Hamilton termine l'attente de 31 courses pour Ferrari avec un chef-d'œuvre stratégique à Barcelone alors que le moteur d'Antonelli lâche

Lewis Hamilton a remporté sa première victoire pour Ferrari au Grand Prix de Barcelone, convertissant une audacieuse stratégie à trois arrêts en victoire. Le leader du championnat Kimi Antonelli roulait deuxième quand sa Mercedes a subi une défaillance moteur à trois tours de la fin, promouvant George Russell et Lando Norris sur le podium.

2 min de lecture
Hamilton termine l'attente de 31 courses pour Ferrari avec un chef-d'œuvre stratégique à Barcelone alors que le moteur d'Antonelli lâche
Partager

Lewis Hamilton a enfin mis fin à son attente d’une victoire Ferrari au Grand Prix de Barcelone, convertissant une audacieuse stratégie à trois arrêts en sa 106e victoire en carrière tandis que le leader du championnat Kimi Antonelli a été cruellement privé d’une place sur le podium par une défaillance moteur à trois tours de la fin.

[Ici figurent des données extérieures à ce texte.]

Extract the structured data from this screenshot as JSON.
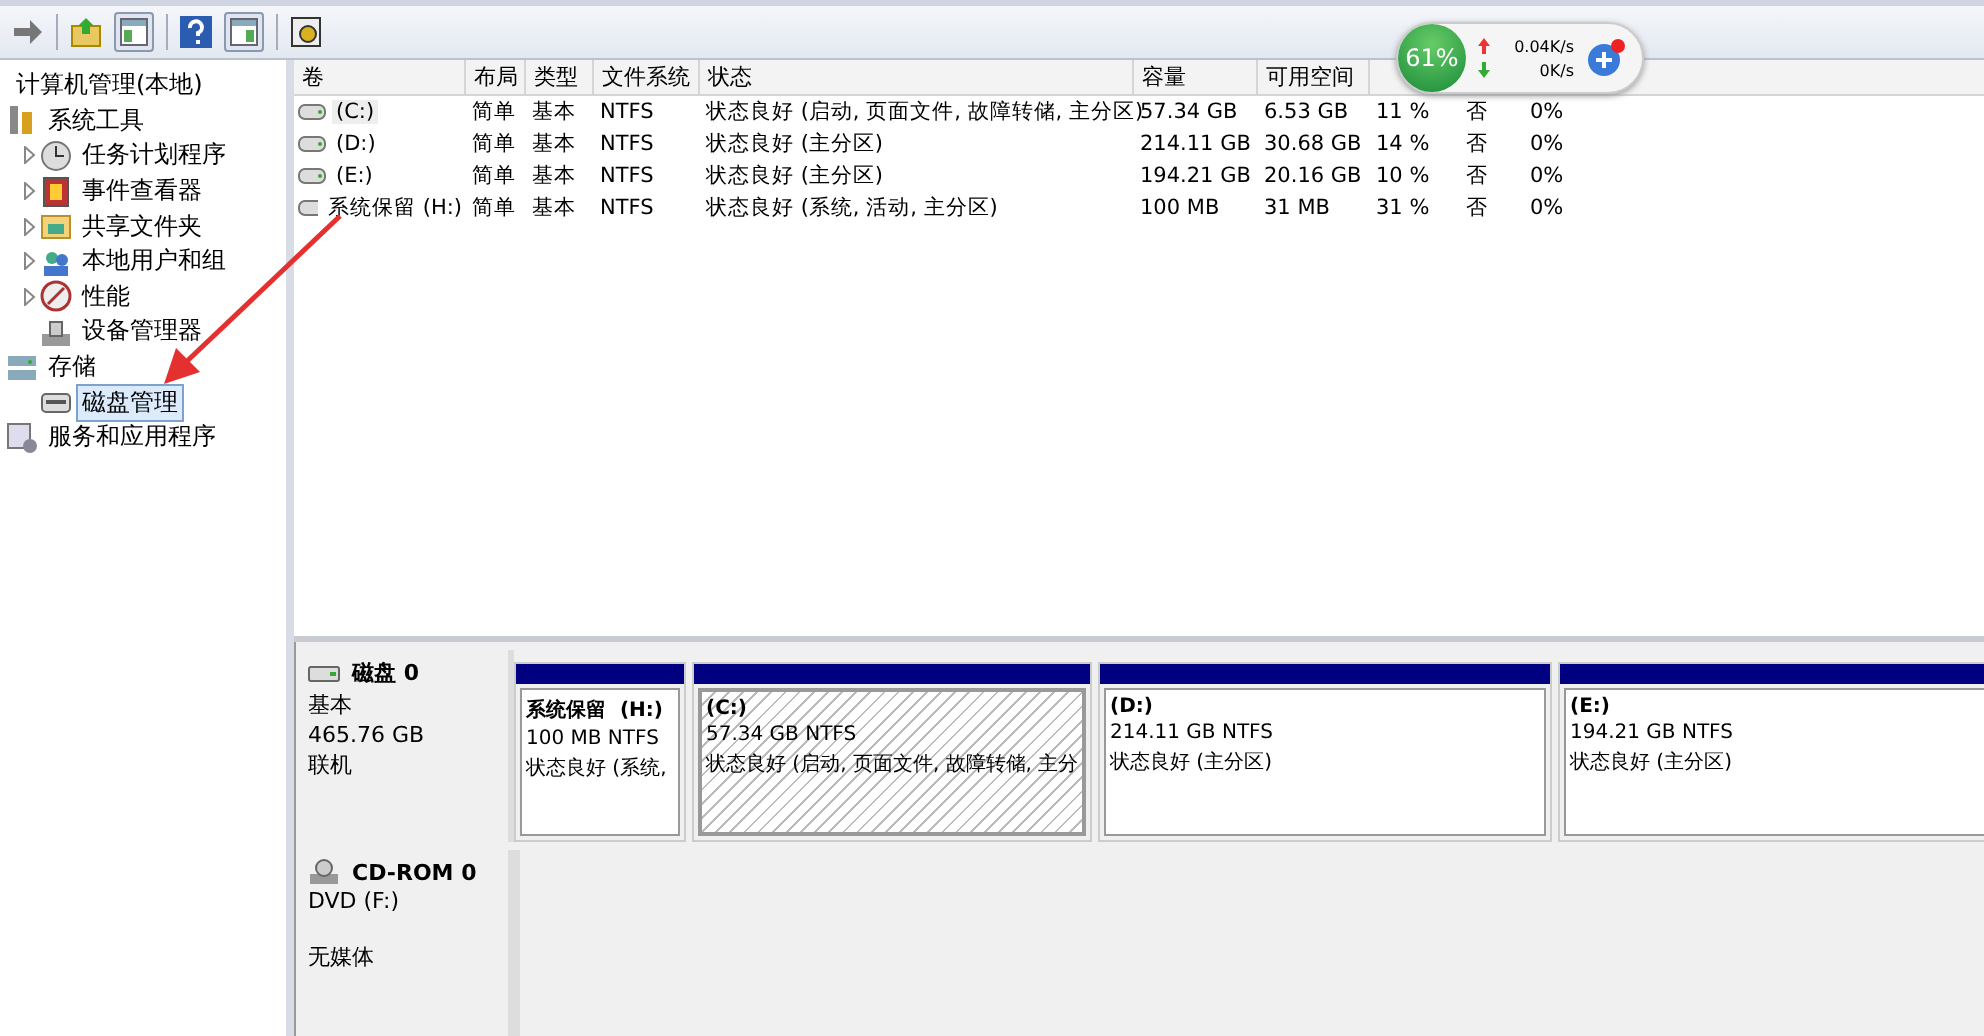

Antonelli suivait Russell à la deuxième place quand sa Mercedes a lâché, cédant la deuxième position à son coéquipier George Russell et reléguant Lando Norris à la troisième place du podium. L’abandon a porté un coup significatif à l’avance au championnat de l’adolescent de 18 ans, qui s’élevait à 68 points sur Russell avant le week-end.

Hamilton est arrivé à Barcelone après deux deuxièmes places consécutives derrière Antonelli, déclarant aux journalistes après Monaco le week-end dernier que sa prochaine victoire « ne pouvait pas être plus proche ». Il a dû travailler pour l’obtenir. Russell, qui avait devancé son ancien coéquipier pour la pole après le « grand reset » de Ferrari avant la course, s’est échappé avec trois secondes d’avance dans les dix premiers tours sur les pneus medium plus durables tandis que Hamilton peinait sur les softs dans une chaleur de 30 degrés.

Le tournant est venu au tour 28. N’ayant pas réussi à combler l’écart avec Russell lors d’un deuxième relais statique, Ferrari a rentré Hamilton pour un troisième arrêt sur mediums — un choix qui semblait risqué mais s’est avéré décisif. Hamilton a repris la course en septième position et a immédiatement commencé à se frayer un chemin dans le peloton, dépassant Oscar Piastri au virage 4 au tour 29 et bénéficiant d’un arrêt au stand lent de 4,5 secondes pour Verstappen le tour suivant.

Le pari à trois arrêts a donné à Hamilton des pneus frais dans les dernières étapes tandis que Russell et Antonelli géraient des pneus plus usés. Antonelli s’était en fait rapproché à moins d’une demi-seconde de Russell avant que le trafic n’intervienne, et le jeune Italien semblait prêt à contester la tête avant que son moteur ne lâche.

Charles Leclerc a été un autre bénéficiaire du chaos stratégique, remontant de la dixième place sur la grille à la sixième à la mi-course sur pneus mediums avant de faire pression sur un Max Verstappen en difficulté. L’après-midi de Verstappen a été davantage endommagée par cet arrêt au stand lent, qui lui a coûté des positions sur la piste à une phase critique de la course.

Pour Hamilton, la victoire à sa 31e course pour la Scuderia couronne une campagne 2026 rajeunie et livre le résultat que le septuple champion du monde poursuit depuis son transfert très médiatisé de Mercedes à la fin de la saison dernière. Pour Antonelli, l’abandon est un rappel douloureux de la rapidité avec laquelle une avance au championnat peut être menacée — même quand le rythme est clairement là.